Skipping Jury Duty in Texas: The Consequences You Need to Know
- You could be fined
- How to stop getting jury duty so often
- What not to do if you get jury duty
- Jury duty is on the rise in Texas
I've been watching the mockumentary Jury Duty on Freevee and seeing what the jurors on the show are going through. Even though the jury is entirely made up of actors, the show's premise is that it's real for one guy.
They are putting him through sequestering and all of the things that can make a trial drag on. Being on the jury for a big trial could be hard on your family and your finances.
Though your job can't fire you, I'm sure they would rather you be at work.
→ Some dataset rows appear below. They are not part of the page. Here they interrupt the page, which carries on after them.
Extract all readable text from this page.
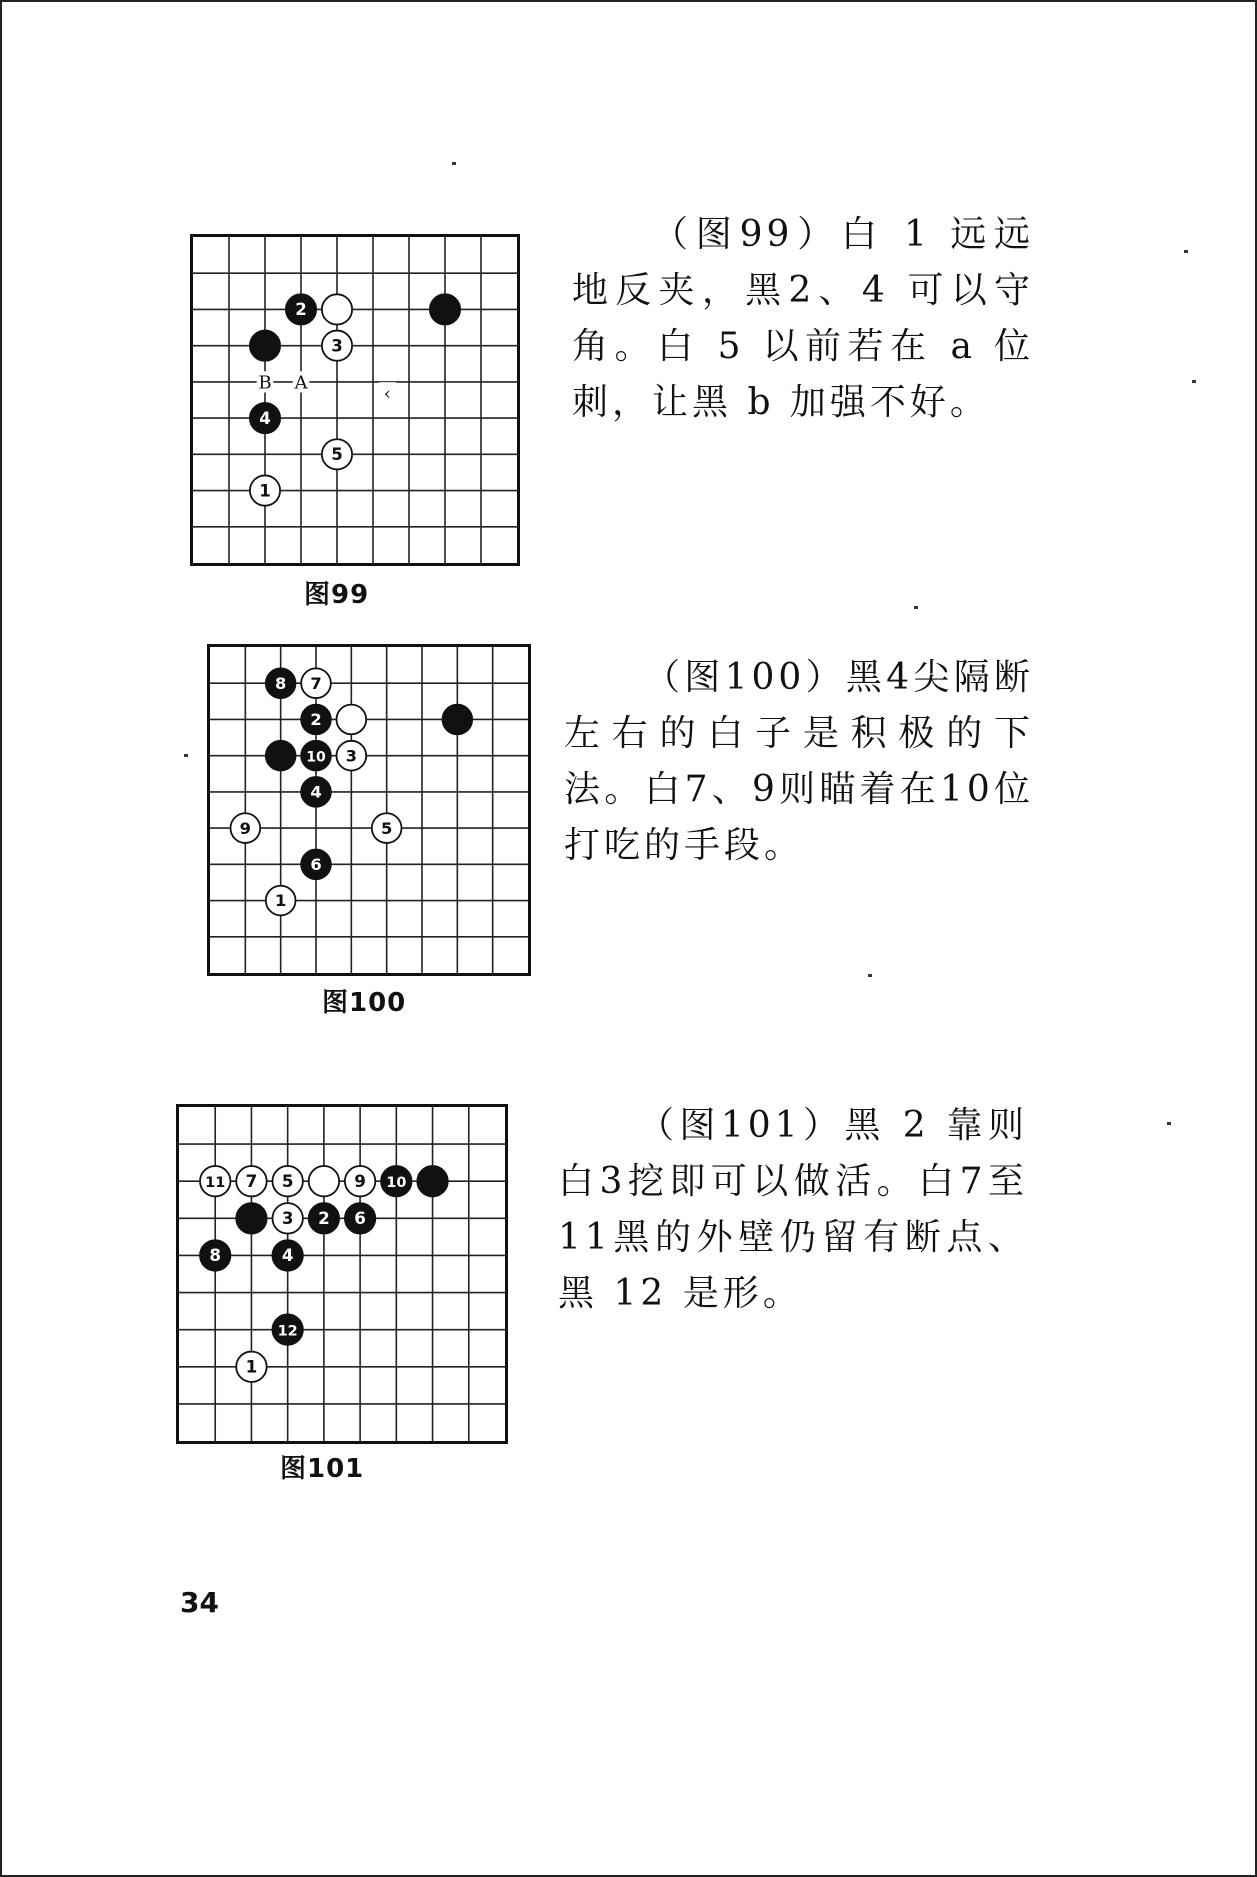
2
3
4
5
1
B A
‹
图99
（图99）白 1 远远地反夹，黑2、4 可以守角。白 5 以前若在 a 位刺，让黑 b 加强不好。
8 7
2
10 3
4
9	5
6
1
图100
（图100）黑4尖隔断左右的白子是积极的下法。白7、9则瞄着在10位打吃的手段。
11 7 5	9 10
3 2 6
8	4
12
1
图101
（图101）黑 2 靠则白3挖即可以做活。白7至11黑的外壁仍留有断点、黑 12 是形。
34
Sometimes it seems like you are getting a jury summons more than once a year in the mail.
You could move out of Texas or quit voting, and they might slow down for a while. What you don't want to do is ignore the summons once you get it. That could end up costing you more time and money later.
You Can Get Fined For Skipping Jury Duty In Texas
According to txcourts.gov if you get a summons for jury service and fail to answer, you could be found in contempt. That is punishable by a fine of at least $100 up to $1000 by law.
You could also get fined for trying to get out of jury duty. If you fail to show up after being selected or you file a false claim to get out of the summons, you could be fined $100 - $500.
This can all be avoided by just going to court on the day of your summons. Chances are slim that you will end up serving on a jury or that the trial would last very long.